A small open leather suitcase is on the luggage rack. A book lies on top of the clothes in the case. It is Italo Calvino’s
Difficult Loves
in Italian. A blue-grey portable Olivetti typewriter is on the dressing table in front of the bay window. A hundred-sheet pack of A4 white writing paper lies beside the typewriter. A
Hugo
pocket English-Russian/Russian-English dictionary and a copy of
The Statesman’s Year-Book 1984-85
lie on the bedside table.  I should not, but I pick up the year-book -
a quarter of a million facts on the world today
is written on the red cover. On the inside cover of the dictionary it says it will be
a most serviceable pocket reference-book.
 

He must know Italian and maybe Russian too. A polyglot. I suppose he knows French too: we have been speaking in English. My mother knew English and always spoke English to our guests from across the Channel and from the States, and my father always spoke in German to our German guests. “Guests feel so much more welcome when one welcomes them in their own language,” my mother always said, ignoring the fact the only foreign languages she knew were English and German, of the latter only a scattering she had learnt from my father.

Colin appears in the doorway.

“Could I help?”

“Thank you, but the bed’s made now.”

He says he will have an early night and I bid him a good one.

At the door, I turn round.

“The surname - Wolff. My father was German.”

“Your mother?”

“French.”

“My mother was foreign. Not English like my father.”

“That’s interesting!”

The storm has not abated and a clap of thunder right above the house drowns his reply but the look of discontent on his face tells me his mother, having been foreign and not English, is not something that pleases him.
Every family bears a cross,
my mother always said.

“The night is going to be cold,” I tell him.

I will have to set the central heating’s thermostat higher in the morning, I decide.

I go to silence the grandfather clock.

 

-0-

Chapter Fourteen

 

It is the hour of sunrise, always a time when the sky is tinged with yellow, and birdsong drifts from the garden, but this morning, the sky is murky and the birds are silent.

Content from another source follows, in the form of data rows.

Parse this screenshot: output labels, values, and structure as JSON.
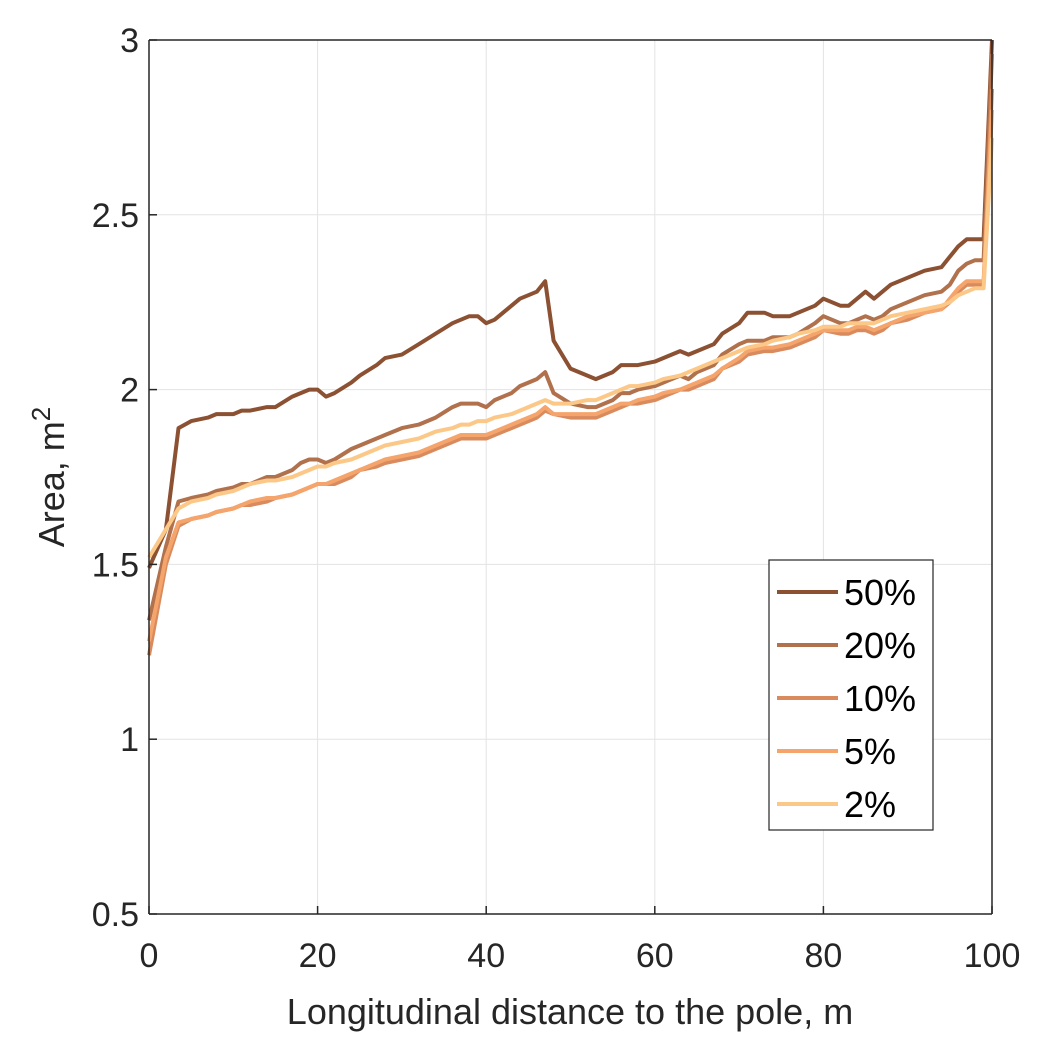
{
  "chart_data": {
    "type": "line",
    "title": "",
    "xlabel": "Longitudinal distance to the pole, m",
    "ylabel": "Area, m",
    "ylabel_superscript": "2",
    "xlim": [
      0,
      100
    ],
    "ylim": [
      0.5,
      3
    ],
    "xticks": [
      "0",
      "20",
      "40",
      "60",
      "80",
      "100"
    ],
    "yticks": [
      "0.5",
      "1",
      "1.5",
      "2",
      "2.5",
      "3"
    ],
    "grid": true,
    "legend_position": "lower-right",
    "x": [
      0,
      2,
      3.5,
      5,
      7,
      8,
      10,
      11,
      12,
      14,
      15,
      17,
      18,
      19,
      20,
      21,
      22,
      24,
      25,
      27,
      28,
      30,
      32,
      34,
      36,
      37,
      38,
      39,
      40,
      41,
      43,
      44,
      45,
      46,
      47,
      48,
      50,
      52,
      53,
      55,
      56,
      57,
      58,
      60,
      61,
      63,
      64,
      65,
      67,
      68,
      70,
      71,
      73,
      74,
      76,
      77,
      79,
      80,
      82,
      83,
      84,
      85,
      86,
      87,
      88,
      90,
      92,
      94,
      95,
      96,
      97,
      98,
      99,
      100
    ],
    "series": [
      {
        "name": "50%",
        "color": "#8c5132",
        "values": [
          1.49,
          1.6,
          1.89,
          1.91,
          1.92,
          1.93,
          1.93,
          1.94,
          1.94,
          1.95,
          1.95,
          1.98,
          1.99,
          2.0,
          2.0,
          1.98,
          1.99,
          2.02,
          2.04,
          2.07,
          2.09,
          2.1,
          2.13,
          2.16,
          2.19,
          2.2,
          2.21,
          2.21,
          2.19,
          2.2,
          2.24,
          2.26,
          2.27,
          2.28,
          2.31,
          2.14,
          2.06,
          2.04,
          2.03,
          2.05,
          2.07,
          2.07,
          2.07,
          2.08,
          2.09,
          2.11,
          2.1,
          2.11,
          2.13,
          2.16,
          2.19,
          2.22,
          2.22,
          2.21,
          2.21,
          2.22,
          2.24,
          2.26,
          2.24,
          2.24,
          2.26,
          2.28,
          2.26,
          2.28,
          2.3,
          2.32,
          2.34,
          2.35,
          2.38,
          2.41,
          2.43,
          2.43,
          2.43,
          3.0
        ]
      },
      {
        "name": "20%",
        "color": "#b0714c",
        "values": [
          1.34,
          1.55,
          1.68,
          1.69,
          1.7,
          1.71,
          1.72,
          1.73,
          1.73,
          1.75,
          1.75,
          1.77,
          1.79,
          1.8,
          1.8,
          1.79,
          1.8,
          1.83,
          1.84,
          1.86,
          1.87,
          1.89,
          1.9,
          1.92,
          1.95,
          1.96,
          1.96,
          1.96,
          1.95,
          1.97,
          1.99,
          2.01,
          2.02,
          2.03,
          2.05,
          1.99,
          1.96,
          1.95,
          1.95,
          1.97,
          1.99,
          1.99,
          2.0,
          2.01,
          2.02,
          2.04,
          2.03,
          2.05,
          2.07,
          2.1,
          2.13,
          2.14,
          2.14,
          2.15,
          2.15,
          2.16,
          2.19,
          2.21,
          2.19,
          2.19,
          2.2,
          2.21,
          2.2,
          2.21,
          2.23,
          2.25,
          2.27,
          2.28,
          2.3,
          2.34,
          2.36,
          2.37,
          2.37,
          2.96
        ]
      },
      {
        "name": "10%",
        "color": "#d98b5e",
        "values": [
          1.24,
          1.5,
          1.61,
          1.63,
          1.64,
          1.65,
          1.66,
          1.67,
          1.67,
          1.68,
          1.69,
          1.7,
          1.71,
          1.72,
          1.73,
          1.73,
          1.73,
          1.75,
          1.77,
          1.78,
          1.79,
          1.8,
          1.81,
          1.83,
          1.85,
          1.86,
          1.86,
          1.86,
          1.86,
          1.87,
          1.89,
          1.9,
          1.91,
          1.92,
          1.94,
          1.93,
          1.92,
          1.92,
          1.92,
          1.94,
          1.95,
          1.96,
          1.96,
          1.97,
          1.98,
          2.0,
          2.0,
          2.01,
          2.03,
          2.06,
          2.08,
          2.1,
          2.11,
          2.11,
          2.12,
          2.13,
          2.15,
          2.17,
          2.16,
          2.16,
          2.17,
          2.17,
          2.16,
          2.17,
          2.19,
          2.2,
          2.22,
          2.23,
          2.25,
          2.28,
          2.3,
          2.3,
          2.3,
          2.86
        ]
      },
      {
        "name": "5%",
        "color": "#f5a46b",
        "values": [
          1.28,
          1.52,
          1.62,
          1.63,
          1.64,
          1.65,
          1.66,
          1.67,
          1.68,
          1.69,
          1.69,
          1.7,
          1.71,
          1.72,
          1.73,
          1.73,
          1.74,
          1.76,
          1.77,
          1.79,
          1.8,
          1.81,
          1.82,
          1.84,
          1.86,
          1.87,
          1.87,
          1.87,
          1.87,
          1.88,
          1.9,
          1.91,
          1.92,
          1.93,
          1.95,
          1.93,
          1.93,
          1.93,
          1.93,
          1.95,
          1.96,
          1.96,
          1.97,
          1.98,
          1.99,
          2.0,
          2.01,
          2.02,
          2.04,
          2.06,
          2.09,
          2.11,
          2.12,
          2.12,
          2.13,
          2.14,
          2.16,
          2.17,
          2.17,
          2.17,
          2.18,
          2.18,
          2.17,
          2.18,
          2.19,
          2.21,
          2.22,
          2.23,
          2.26,
          2.29,
          2.31,
          2.31,
          2.31,
          2.8
        ]
      },
      {
        "name": "2%",
        "color": "#fcc888",
        "values": [
          1.52,
          1.6,
          1.66,
          1.68,
          1.69,
          1.7,
          1.71,
          1.72,
          1.73,
          1.74,
          1.74,
          1.75,
          1.76,
          1.77,
          1.78,
          1.78,
          1.79,
          1.8,
          1.81,
          1.83,
          1.84,
          1.85,
          1.86,
          1.88,
          1.89,
          1.9,
          1.9,
          1.91,
          1.91,
          1.92,
          1.93,
          1.94,
          1.95,
          1.96,
          1.97,
          1.96,
          1.96,
          1.97,
          1.97,
          1.99,
          2.0,
          2.01,
          2.01,
          2.02,
          2.03,
          2.04,
          2.05,
          2.06,
          2.08,
          2.09,
          2.11,
          2.12,
          2.13,
          2.14,
          2.15,
          2.16,
          2.17,
          2.18,
          2.18,
          2.19,
          2.19,
          2.19,
          2.19,
          2.2,
          2.21,
          2.22,
          2.23,
          2.24,
          2.25,
          2.27,
          2.28,
          2.29,
          2.29,
          2.72
        ]
      }
    ]
  }
}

Through my bedroom window I can see Colin’s motorcycle. The sheet of canvas over the sidecar is drenched and water runs from the handlebars and seat.

Would I have to allow him to keep the ‘Tony from Colorado’ room for another night? In such a case I will have to let him sign the register because Captain Contepomi, nice man as he is, will not be beyond suspecting I am trying to cheat the Receiver of Revenue by letting rooms without having the guests sign in.

I am surprised to see Colin is already up and sitting at the work table when I walk into the kitchen. Fortunately, I have changed from my nightdress and I am wearing a pretty jersey and not the house one. I have put some make-up on.

“Bella! Good morning. I hope I am not intruding,” he greets me, jovially.

“You should have made yourself a cup of coffee or tea. And good morning to you too. Or rather, the morning does not look so good. The weather - I mean.”

He tells me he listened to the weather forecast on
France Info
on his transistor earlier, and rain is on the menu for the day.